Its been 4 months to the day exactly that I have been using CPAP. You can backtrack on my initial stages on previous blogs, but though it was time for another update…
Reading or I should say listening to the blog Post with the BBC Breakfast Clip about SA during Stop Snoring week. It really got me thinking of how lucky I have been. The clip from the show hardly highlighted the potential dangers of SA. Shame really… I would have thought the BBC could have done a better story.
I consider myself very lucky indeed, like the chap on the TV Clip, I went to my GP ”just about snoring”. I was referred to Mr Oko’s Sleep Clinic. Unlike it appeared from the clip, I had a thorough examination of my nose and throat, blood tests and a Sleep Study. It was then that it was diagnosed that I didn’t just have the problem of snoring! I did in fact have Severe Obstructive Sleep Apnoea with an AHI of 62.
I wasn’t ‘just given’ (like it appeared on the TV Clip) a CPAP machine -as initially by my own choice I didn’t want to use one- but after much research online I changed my mind and with the utmost care and patience from Mr Oko and his Team I have successfully got through the last 4 months. A few hiccups on the way, but that was mainly due to not being able to find a mask that I felt comfortable with. There were many tears and many fears, but I think we have got there now
When I initially didn’t want to use the CPAP therapy I was offered an alternative that may not fully help the OSA but would help the snoring. This was an Mandibular Advancement Device. Initial use of this wasn’t as successful as hoped for, but after an adjustment to extend it, it successfully stopped the snoring. So now, on Mr Oko’s advice, I am using this along with the CPAP machine as it will help bring my receded jaw forward as I sleep, as well as having the constant air blowing through my nose.
After trying several masks I think I have now found the right one for me…. its the Philips Respironics True Blue Nasal Mask and I can happily recommend it. Its so much softer and doesn’t leak air as you move due to the new technology of the concertina part of the mask. They make this one in a petite size which seems to be a better fit for me too.
Although mentally I am still coming to terms with having this condition, with a little help from my GP too, I am very proud to say that over the past 4 months I have been 100% complaint and my AHI readings have gone down to around a ‘normal’ 3….. It must be a first in my life… I’ve always been anything but normal!! lol
Sadly unlike many CPAP users I haven’t had that feeling of waking up feeling refreshed in the morning. Maybe one day I will, but having Fibromyalgia doesn’t really help the situation as that zaps all my energy away.
On a recent clinic appointment to see Mr Oko, I was so pleased that he is very happy with my progress and he is confident that I am in control of the therapy, he has now suggested my next appointment can be a telephone consultation. Such a brilliant idea as I wont have to leave the house and have to travel 15 miles to the Hospital (or 25 to the other Clinic in Spalding). I know that I can contact them at any time and arrange a face to face appointment, plus I have the support from Philips Respironics who are also excellent and offer first class support for OSA and their products.

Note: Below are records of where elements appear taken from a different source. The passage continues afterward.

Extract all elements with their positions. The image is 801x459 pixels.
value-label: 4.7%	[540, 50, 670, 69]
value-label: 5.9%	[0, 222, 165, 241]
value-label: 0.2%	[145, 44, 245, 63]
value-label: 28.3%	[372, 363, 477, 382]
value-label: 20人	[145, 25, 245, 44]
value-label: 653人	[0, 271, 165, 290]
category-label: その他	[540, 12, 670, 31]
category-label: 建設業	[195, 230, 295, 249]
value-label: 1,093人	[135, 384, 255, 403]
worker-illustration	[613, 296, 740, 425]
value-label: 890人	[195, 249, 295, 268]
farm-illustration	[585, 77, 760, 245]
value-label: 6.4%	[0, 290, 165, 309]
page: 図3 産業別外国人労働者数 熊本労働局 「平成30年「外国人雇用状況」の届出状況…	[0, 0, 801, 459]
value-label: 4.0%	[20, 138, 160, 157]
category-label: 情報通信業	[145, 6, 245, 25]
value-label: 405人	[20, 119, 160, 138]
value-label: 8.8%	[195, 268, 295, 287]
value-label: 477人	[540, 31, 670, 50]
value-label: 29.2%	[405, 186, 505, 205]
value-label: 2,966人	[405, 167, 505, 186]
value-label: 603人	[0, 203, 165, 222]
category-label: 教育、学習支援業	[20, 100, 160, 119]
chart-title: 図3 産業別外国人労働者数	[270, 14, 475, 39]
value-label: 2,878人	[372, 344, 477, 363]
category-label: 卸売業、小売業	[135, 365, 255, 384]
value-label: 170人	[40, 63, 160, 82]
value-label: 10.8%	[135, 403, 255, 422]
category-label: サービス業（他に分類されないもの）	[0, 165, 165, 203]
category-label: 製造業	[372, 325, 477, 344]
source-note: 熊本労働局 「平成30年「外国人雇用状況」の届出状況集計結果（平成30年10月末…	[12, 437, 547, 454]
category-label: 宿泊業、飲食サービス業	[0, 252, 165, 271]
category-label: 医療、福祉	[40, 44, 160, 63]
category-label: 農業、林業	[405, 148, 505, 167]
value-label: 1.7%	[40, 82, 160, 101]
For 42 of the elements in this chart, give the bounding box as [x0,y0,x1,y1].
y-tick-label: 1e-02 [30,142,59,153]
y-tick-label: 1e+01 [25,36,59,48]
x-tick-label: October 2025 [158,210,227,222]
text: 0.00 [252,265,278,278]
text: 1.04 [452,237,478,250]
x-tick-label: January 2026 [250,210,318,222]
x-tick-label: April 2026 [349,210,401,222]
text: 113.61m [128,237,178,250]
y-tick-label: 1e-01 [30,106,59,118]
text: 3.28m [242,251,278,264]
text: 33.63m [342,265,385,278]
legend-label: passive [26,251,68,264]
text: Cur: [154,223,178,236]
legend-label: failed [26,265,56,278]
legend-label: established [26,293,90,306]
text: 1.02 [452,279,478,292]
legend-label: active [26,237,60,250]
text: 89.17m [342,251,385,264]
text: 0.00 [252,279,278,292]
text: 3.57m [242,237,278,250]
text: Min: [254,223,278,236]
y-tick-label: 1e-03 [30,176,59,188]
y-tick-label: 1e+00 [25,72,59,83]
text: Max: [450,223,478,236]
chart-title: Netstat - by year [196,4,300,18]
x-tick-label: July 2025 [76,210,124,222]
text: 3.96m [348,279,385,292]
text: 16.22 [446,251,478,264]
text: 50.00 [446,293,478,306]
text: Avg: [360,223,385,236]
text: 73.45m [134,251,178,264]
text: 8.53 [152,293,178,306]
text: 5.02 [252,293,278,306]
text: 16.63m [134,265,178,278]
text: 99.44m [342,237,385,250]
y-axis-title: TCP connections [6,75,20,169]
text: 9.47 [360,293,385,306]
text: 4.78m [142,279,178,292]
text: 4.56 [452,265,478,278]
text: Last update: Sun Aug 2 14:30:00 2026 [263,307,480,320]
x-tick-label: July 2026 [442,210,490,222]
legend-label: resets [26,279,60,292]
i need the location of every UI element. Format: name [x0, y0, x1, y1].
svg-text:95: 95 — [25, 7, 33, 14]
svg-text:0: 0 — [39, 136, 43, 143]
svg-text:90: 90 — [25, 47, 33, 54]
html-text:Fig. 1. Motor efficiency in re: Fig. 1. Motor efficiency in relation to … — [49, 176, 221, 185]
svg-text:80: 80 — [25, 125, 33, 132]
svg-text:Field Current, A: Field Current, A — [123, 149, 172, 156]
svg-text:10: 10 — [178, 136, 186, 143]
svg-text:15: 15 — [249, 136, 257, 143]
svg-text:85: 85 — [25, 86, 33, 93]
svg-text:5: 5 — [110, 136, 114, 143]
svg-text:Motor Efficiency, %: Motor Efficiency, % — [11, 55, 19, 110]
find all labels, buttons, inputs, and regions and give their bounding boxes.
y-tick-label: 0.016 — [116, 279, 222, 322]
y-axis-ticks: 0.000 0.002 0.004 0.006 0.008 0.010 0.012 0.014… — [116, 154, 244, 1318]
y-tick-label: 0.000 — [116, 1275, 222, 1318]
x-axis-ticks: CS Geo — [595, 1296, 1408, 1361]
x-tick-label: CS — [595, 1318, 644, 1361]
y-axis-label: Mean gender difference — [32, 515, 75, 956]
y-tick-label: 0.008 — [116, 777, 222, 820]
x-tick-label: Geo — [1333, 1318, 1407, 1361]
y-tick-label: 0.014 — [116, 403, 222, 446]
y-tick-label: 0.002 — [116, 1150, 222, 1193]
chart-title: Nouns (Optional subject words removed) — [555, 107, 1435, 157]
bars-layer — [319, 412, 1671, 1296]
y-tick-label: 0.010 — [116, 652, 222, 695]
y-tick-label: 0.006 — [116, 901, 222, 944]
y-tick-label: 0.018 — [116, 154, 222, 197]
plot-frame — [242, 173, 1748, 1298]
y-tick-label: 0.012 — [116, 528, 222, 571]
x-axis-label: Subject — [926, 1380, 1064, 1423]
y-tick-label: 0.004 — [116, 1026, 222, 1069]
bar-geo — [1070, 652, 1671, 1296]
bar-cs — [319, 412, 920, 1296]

Within 2 or 3 days of my appointment I had a letter through confirming my ‘next’ appointment…by phone. That way I know when to be by the phone ready and have any questions written down that I may need to ask…so all in all a bit of a success story The best will be yet to come when I have finally accepted the whole issue of having this condition and having it for life…. I am aware that if I were to stop using the CPAP Therapy the apnoeas would go back up. So its definitely in my own interest to continue with it.
I am confident about using the CPAP therapy but I don’t think I would be had I just been given a machine and ‘any’ mask and just told it will stop the snoring….. Mr Oko has helped me understand the condition and given me the confidence to continue with the therapy. I couldn’t have done it without him…..or his team.
I now find myself ‘spreading the word’. I am not worried or self conscious about telling anyone about my OSA and CPAP therapy, however I don’t like the idea of showing it to anyone….. Mind you, I haven’t had to as yet. But I do get frustrated though, when someone mentions to me about theirs or their OH’s snoring but they wont do anything about it.
Thanks again for all the help and support you have given me… I do hope this serves as a reassurance to anyone else going through the same.